Perhaps the true definition of home is more than just what’s inside of you. For me, it all came together when I found a truly kindred spirit, a person who sees the things I see and loves the things I love. Growing up, my best friend knew all my secrets. Like all genuine best friends, we shared our souls with each other, but we didn’t agree on much. She liked bad boys. I always prefer the chiseled, olive-skinned, Mediterranean look. She liked rock and heavy metal. I prefer pop, ballads and even country. But we were best friends. Something about our differences and our shared experiences bound us together in an inseparable way.
Even years after her passing, I could go visit her mother and the moment I walked in the door the weight of the world remained outside. Her home always gave me that “at home” feeling, but it never really felt complete. Mummy and her other three children were the closest family I’d ever encountered and although I was welcomed, I was not one of them … I couldn’t be.

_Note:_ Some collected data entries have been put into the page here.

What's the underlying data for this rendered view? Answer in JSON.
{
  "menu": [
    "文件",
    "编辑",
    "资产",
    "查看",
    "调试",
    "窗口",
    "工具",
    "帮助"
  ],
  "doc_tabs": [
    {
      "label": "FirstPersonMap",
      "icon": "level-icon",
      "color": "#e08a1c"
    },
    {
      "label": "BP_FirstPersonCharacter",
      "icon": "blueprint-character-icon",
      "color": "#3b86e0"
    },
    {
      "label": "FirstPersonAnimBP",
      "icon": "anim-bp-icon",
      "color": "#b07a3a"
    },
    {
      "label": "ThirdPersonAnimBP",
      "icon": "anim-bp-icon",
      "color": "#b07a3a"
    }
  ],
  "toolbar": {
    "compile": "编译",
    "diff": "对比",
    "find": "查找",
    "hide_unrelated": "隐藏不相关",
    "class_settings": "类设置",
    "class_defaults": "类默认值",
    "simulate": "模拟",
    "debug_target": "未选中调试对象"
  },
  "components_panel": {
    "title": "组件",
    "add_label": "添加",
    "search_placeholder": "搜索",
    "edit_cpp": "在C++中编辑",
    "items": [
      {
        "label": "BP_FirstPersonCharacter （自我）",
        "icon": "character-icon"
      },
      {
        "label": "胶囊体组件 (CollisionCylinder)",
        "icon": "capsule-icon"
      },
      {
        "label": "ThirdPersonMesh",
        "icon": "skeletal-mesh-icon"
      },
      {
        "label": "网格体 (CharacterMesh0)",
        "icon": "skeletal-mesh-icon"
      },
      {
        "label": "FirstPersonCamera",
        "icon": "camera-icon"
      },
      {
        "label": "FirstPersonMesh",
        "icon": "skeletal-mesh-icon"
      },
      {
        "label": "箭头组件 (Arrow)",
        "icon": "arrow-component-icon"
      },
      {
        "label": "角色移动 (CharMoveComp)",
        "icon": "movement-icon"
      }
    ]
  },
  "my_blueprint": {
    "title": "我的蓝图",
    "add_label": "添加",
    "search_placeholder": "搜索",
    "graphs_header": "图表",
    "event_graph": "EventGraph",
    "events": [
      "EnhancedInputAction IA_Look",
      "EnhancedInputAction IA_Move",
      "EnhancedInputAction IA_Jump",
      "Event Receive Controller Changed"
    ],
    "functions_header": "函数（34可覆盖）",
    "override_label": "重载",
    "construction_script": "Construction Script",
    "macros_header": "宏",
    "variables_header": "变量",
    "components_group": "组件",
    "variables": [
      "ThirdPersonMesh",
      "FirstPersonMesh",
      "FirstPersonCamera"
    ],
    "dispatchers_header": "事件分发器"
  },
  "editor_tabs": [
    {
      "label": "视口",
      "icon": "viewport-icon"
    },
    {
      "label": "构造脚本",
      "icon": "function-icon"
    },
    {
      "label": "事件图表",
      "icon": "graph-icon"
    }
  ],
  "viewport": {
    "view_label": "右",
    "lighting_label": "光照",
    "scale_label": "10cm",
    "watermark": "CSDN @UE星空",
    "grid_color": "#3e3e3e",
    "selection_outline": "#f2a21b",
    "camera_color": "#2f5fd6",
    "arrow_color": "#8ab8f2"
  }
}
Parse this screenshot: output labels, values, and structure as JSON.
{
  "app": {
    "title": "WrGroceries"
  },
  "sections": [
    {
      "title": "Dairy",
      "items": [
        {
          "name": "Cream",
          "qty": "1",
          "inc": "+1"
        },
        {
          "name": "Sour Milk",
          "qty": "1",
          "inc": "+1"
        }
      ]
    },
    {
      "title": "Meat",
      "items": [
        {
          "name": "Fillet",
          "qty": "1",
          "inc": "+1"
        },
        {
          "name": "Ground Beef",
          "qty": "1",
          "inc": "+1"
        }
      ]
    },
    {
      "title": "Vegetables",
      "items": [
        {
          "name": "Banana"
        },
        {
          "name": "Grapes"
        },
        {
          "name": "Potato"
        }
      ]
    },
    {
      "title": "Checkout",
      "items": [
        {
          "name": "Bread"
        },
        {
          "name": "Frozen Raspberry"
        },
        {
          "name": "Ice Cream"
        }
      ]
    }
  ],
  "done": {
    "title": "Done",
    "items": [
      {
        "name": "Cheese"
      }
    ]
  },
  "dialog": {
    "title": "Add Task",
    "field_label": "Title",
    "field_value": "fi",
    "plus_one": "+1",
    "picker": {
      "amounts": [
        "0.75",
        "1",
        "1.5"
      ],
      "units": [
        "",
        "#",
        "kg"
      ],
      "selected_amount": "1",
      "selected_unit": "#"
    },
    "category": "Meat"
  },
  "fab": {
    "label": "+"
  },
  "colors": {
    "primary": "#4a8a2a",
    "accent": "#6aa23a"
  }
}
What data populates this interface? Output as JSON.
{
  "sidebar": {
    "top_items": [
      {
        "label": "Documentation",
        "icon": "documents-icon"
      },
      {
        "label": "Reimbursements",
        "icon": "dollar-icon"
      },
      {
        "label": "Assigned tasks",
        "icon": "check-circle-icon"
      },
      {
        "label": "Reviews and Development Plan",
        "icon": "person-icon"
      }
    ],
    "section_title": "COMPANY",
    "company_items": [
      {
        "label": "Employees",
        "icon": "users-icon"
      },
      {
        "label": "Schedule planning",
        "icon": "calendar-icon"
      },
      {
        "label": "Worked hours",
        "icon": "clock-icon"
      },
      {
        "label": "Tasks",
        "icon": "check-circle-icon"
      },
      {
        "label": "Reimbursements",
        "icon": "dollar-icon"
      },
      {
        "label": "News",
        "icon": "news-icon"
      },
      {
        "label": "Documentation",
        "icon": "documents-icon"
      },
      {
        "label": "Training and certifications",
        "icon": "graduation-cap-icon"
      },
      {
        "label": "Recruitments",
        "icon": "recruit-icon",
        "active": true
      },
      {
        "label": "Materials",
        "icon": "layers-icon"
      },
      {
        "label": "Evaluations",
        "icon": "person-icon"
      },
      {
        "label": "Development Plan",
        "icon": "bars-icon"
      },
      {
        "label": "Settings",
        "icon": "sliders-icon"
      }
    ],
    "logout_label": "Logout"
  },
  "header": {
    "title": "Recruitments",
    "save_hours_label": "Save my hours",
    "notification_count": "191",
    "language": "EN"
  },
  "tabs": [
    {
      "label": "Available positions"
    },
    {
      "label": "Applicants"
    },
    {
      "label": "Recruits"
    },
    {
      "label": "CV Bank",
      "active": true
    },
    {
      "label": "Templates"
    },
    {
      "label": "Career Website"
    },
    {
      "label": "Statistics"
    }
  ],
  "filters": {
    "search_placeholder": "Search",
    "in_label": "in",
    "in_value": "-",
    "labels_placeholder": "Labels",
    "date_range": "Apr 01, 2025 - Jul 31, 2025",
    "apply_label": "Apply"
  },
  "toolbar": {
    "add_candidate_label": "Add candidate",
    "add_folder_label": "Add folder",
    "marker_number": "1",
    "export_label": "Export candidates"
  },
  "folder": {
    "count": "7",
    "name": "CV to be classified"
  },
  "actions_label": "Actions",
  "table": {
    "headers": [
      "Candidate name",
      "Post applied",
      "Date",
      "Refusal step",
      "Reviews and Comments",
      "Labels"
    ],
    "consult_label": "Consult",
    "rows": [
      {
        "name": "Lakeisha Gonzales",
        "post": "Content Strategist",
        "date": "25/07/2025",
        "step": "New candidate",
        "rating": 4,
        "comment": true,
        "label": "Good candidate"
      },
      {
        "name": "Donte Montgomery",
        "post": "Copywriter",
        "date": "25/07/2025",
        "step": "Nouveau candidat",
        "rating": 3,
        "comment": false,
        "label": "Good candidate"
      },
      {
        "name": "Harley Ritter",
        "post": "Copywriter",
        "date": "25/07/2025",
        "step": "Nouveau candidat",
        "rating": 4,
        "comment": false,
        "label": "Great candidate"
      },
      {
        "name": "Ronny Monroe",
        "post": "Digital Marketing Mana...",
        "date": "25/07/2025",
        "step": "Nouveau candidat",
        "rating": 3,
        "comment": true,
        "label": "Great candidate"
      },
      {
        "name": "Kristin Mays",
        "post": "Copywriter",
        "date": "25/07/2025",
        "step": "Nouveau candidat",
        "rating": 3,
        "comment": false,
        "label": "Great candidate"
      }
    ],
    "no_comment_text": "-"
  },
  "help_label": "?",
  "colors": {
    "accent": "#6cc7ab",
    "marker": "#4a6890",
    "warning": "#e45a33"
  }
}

With Greg, I found a new best friend. We share secrets, commiserate over hardships, and have deep conversations about whatever comes up. We had no idea we had the same preferences for colors or music or travel or design or hundreds of other things. We discuss everything from work to personal struggles and feelings. Early on, though, there was no reason to talk about the things you would discuss if you were building a home.
Then, we became a couple. Suddenly we did have a reason to discuss building a home: choosing furniture and dishes and wall paint colors. And we learned we have nearly identical taste in everything. We love the same food. We spend hours, still, listening to music together. We plan trips and travel as if we were supposed to be together our entire lives. Everything about my surroundings was suddenly comfortable.
Somewhere along the way, I realized I was home. It wasn’t a place. In fact, we lived in five places in the first eight years of our relationship. But being with him was home. Home is easy to describe now as wherever I am with Greg.
There’s a whole world out there just waiting to be explored. Take home with you!